Comparison of flavonoids and isoflavonoids as antioxidants

The isoflavonoid genistein was found to be a better antioxidant than the isomeric flavonoid apigenin in phosphatidyl liposomes at pH 7.4. The higher antioxidation activity of genistein compared with apigenin is in agreement with its lower oxidation potential (0.73 vs 0.86 V as determined by cyclic voltammetry in aqueous solution of pH= 7.4), lower dissociation enthalpy (87.03 vs 87.88 kcal mol(-1) as calculated for the more reducing 4'-hydroxyl group), and higher radical scavenging capacity in the TEAC assay.

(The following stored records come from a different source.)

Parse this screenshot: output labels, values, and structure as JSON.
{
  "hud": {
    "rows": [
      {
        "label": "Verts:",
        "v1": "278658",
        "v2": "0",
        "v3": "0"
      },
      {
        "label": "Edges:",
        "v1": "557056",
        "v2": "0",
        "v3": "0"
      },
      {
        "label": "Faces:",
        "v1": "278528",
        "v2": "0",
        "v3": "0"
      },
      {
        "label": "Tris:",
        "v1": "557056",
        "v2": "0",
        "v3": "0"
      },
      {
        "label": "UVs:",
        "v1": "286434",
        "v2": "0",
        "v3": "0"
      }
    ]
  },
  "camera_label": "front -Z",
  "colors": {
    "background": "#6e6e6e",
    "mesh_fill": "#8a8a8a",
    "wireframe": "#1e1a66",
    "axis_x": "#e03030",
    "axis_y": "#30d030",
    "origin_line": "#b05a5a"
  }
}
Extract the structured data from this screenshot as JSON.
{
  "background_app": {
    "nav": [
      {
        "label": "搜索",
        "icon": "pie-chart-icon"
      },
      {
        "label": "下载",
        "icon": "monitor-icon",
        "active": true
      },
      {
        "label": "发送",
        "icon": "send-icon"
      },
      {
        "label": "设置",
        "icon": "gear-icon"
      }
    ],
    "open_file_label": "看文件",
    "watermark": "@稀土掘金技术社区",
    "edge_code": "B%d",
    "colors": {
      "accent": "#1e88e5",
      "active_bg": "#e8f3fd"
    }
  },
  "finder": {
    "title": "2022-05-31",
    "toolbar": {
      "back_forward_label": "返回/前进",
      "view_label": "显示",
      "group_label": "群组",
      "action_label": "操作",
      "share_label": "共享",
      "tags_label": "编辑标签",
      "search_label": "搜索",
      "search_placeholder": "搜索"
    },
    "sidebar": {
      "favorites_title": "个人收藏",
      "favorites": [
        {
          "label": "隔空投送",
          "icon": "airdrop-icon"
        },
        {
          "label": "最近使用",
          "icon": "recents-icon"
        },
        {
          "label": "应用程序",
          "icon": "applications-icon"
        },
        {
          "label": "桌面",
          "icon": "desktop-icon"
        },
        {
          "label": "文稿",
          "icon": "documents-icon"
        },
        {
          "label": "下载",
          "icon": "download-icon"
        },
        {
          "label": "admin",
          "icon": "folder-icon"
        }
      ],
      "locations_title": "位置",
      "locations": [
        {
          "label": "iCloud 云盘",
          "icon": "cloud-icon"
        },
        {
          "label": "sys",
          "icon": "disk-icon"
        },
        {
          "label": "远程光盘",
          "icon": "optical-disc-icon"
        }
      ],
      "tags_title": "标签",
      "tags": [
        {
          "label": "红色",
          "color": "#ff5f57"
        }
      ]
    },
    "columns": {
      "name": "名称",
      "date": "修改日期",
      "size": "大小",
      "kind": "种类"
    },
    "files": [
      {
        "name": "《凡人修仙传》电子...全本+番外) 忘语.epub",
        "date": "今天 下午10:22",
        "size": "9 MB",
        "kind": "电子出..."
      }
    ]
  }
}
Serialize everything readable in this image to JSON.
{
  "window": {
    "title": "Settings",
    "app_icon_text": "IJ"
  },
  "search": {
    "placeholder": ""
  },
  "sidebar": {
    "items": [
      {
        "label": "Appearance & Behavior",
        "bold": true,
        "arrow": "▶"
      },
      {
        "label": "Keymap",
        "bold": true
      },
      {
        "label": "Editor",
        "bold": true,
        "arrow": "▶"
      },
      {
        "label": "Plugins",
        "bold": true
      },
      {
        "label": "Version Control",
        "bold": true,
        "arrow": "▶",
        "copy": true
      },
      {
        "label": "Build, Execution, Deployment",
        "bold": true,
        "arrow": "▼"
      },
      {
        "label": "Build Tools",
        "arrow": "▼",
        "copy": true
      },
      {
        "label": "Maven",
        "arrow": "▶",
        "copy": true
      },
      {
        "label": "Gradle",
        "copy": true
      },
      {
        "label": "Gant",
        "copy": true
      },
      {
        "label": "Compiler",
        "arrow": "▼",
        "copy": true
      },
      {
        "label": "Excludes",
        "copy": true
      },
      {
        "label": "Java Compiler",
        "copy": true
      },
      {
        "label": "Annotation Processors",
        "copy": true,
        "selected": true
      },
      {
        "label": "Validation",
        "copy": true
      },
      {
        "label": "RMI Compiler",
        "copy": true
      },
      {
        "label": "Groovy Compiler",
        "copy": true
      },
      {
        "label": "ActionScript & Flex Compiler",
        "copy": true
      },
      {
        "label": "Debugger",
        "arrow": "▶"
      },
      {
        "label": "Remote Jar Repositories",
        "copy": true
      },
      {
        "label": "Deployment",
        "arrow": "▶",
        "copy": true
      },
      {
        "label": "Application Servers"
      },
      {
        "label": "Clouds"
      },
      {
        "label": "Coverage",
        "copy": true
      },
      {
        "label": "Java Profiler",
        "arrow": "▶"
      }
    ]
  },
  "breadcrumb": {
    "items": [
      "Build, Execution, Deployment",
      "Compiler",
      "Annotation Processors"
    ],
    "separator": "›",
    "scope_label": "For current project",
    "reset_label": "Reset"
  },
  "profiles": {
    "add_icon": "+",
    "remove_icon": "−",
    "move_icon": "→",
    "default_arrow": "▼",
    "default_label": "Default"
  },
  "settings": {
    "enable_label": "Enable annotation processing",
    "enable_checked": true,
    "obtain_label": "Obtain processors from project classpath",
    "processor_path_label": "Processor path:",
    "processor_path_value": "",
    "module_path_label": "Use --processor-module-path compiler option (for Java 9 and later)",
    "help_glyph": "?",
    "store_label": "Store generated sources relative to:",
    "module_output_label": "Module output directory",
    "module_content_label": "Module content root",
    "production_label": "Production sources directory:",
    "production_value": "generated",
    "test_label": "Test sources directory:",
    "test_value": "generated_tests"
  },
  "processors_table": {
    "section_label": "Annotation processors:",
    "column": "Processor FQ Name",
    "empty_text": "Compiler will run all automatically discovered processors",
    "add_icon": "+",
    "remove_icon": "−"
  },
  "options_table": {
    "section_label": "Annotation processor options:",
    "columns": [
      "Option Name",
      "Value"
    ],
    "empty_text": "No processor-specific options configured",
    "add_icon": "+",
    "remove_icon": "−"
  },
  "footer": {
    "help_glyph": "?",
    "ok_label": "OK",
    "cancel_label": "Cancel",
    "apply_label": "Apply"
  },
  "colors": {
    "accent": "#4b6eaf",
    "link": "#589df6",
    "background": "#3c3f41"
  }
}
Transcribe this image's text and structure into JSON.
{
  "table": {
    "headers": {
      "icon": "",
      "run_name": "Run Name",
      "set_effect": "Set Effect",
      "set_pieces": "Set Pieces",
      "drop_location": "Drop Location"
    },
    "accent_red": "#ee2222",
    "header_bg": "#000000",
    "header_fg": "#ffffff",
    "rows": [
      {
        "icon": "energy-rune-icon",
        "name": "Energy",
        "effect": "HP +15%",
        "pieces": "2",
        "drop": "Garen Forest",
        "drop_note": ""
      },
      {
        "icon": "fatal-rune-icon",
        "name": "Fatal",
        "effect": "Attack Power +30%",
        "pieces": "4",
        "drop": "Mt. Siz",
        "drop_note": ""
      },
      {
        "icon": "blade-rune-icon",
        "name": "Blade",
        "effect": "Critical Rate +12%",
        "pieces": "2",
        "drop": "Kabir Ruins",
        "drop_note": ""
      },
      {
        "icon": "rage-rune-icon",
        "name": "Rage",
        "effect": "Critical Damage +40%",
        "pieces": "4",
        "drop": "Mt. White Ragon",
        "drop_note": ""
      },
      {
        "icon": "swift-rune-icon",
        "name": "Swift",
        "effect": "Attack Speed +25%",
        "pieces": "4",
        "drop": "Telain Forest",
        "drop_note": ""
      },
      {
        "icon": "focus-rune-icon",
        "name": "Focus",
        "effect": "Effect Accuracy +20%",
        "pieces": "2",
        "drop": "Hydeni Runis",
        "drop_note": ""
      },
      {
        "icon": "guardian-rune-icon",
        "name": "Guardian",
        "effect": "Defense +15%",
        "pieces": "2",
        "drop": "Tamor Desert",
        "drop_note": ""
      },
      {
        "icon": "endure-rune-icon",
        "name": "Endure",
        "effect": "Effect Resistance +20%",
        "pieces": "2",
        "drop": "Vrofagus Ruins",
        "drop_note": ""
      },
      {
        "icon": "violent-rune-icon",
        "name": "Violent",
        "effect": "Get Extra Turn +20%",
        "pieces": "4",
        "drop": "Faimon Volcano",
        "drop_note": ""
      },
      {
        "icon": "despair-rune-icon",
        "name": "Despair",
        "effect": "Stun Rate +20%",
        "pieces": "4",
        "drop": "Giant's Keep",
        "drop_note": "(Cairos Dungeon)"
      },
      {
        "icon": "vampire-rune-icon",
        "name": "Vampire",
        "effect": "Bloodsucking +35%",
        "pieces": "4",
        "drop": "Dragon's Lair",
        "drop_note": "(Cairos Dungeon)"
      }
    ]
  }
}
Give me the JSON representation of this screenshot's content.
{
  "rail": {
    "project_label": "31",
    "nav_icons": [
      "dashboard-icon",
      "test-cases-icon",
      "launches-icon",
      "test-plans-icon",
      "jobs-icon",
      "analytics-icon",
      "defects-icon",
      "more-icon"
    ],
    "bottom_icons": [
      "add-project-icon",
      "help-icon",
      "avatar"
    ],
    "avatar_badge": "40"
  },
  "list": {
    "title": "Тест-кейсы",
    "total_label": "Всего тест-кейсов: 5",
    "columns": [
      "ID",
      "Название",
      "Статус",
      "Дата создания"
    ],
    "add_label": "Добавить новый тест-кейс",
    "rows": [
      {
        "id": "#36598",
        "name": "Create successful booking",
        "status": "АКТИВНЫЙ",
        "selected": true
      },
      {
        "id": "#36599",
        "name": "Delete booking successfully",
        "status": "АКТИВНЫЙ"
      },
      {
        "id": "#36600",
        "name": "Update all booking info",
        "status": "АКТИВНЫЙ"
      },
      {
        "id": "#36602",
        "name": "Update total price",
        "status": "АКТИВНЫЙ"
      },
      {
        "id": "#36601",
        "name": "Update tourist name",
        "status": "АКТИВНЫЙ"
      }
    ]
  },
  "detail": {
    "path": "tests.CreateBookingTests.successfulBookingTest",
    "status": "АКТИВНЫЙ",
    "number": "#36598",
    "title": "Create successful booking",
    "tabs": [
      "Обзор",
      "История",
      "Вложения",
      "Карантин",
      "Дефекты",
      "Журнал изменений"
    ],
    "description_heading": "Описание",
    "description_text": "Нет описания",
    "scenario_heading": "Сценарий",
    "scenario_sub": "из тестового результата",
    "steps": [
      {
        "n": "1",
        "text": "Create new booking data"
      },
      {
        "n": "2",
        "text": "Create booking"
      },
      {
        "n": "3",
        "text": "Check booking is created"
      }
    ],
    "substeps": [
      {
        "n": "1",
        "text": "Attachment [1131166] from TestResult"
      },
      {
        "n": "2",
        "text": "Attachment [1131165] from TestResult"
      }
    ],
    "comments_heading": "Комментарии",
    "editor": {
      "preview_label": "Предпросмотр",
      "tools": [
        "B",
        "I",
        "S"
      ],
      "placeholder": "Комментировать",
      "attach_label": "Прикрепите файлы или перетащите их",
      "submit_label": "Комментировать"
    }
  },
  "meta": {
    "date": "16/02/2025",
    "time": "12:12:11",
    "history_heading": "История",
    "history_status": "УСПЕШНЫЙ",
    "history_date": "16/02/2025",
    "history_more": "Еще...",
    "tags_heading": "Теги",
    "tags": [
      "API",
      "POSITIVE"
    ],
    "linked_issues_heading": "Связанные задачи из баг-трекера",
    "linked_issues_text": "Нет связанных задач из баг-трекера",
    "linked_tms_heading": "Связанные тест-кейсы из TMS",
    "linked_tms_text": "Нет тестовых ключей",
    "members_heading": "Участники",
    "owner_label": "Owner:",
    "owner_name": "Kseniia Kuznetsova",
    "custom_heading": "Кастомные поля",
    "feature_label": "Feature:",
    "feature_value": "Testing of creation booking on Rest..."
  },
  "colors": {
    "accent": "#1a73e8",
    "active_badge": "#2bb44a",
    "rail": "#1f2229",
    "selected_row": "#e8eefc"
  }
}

On the basis of quantum mechanical calculations for genistein and apigenin in comparison with the flavonoid naringenin and the isoflavonoids puerarin, daidzein, and equol, a lower dipole moment and a larger deviation for the A-to-B dihedral angle from coplanarity (39.3 degrees for genistein, 18.5 degrees for apigenin) are suggested to be important for the increased antioxidant efficiency at water/lipid interfaces among (iso) flavonoids with an equal number of phenolic groups.